Margrit moved another chess piece, looking for an opening to let her rook move freely, as if sending it on a run through the park. “Is that why you go to the dark side? Because playing with the underworld feels less constrained? I understand, but me getting caught on one of my adventures wouldn't end up with me on a dissecting table. I'd rather see all of you, even Alban, gone from New York if it meant you'd all stepped back from the edge of a genocidal war. I don't think it matters if you don't manage to wipe each other out. I'm afraid that kind of activity will get you noticed, and you know how dangerous that is.”
“Would you come with us?” The air turned heavier with warmth as Janx transferred all his attention to Margrit, making her remember his true form.
She looked away. “I don't know. My whole life is here.”
“As are all of ours, and yet you have no compunction against advising us to move on.”
“No.” Margrit's gaze sharpened as she returned it to the dragonlord. “This epoch in your life is here, not your whole life. I don't have any idea how old you are, but no matter what you do, there's only a limited window you can stay in any one human population if you're in any kind of visible position. You have to change your skin every once in a while. Your whole life isn't here. Just this go-around.”

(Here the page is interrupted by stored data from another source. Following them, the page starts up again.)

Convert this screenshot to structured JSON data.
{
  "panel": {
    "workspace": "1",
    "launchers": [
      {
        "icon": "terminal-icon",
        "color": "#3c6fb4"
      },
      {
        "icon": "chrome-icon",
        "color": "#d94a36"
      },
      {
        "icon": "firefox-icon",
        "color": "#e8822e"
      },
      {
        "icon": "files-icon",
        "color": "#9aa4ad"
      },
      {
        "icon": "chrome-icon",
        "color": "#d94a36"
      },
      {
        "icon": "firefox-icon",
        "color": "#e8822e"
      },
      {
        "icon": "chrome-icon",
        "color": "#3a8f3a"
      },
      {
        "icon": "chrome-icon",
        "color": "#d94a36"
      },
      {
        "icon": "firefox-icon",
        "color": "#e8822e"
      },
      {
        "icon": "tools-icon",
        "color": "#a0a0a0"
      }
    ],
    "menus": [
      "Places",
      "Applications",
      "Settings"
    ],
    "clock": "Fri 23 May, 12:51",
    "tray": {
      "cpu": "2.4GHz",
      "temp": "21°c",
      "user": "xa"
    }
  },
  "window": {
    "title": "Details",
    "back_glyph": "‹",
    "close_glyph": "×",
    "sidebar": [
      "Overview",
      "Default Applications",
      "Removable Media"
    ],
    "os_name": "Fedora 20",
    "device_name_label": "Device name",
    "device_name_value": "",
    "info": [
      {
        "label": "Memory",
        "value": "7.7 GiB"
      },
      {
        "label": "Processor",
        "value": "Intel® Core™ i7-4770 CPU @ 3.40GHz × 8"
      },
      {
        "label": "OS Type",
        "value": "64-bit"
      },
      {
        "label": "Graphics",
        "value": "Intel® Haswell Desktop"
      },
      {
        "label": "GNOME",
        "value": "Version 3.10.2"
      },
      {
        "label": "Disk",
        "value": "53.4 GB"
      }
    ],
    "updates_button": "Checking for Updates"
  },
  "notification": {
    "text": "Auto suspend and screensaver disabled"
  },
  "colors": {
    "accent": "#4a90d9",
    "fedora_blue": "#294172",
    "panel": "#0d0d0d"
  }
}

“So you would have us retreat.”
“I would have you
live
, dragonlord. Grow stronger. Fight another day.” Margrit closed her eyes, muttering, “I really am starting to sound like you,” before refocusing on Janx. “Whatever it takes. You must've done it before. Why object now?”
“You're assuming I went gently into that good night in previous years, my dear. Does anything about me suggest that I might have done so?”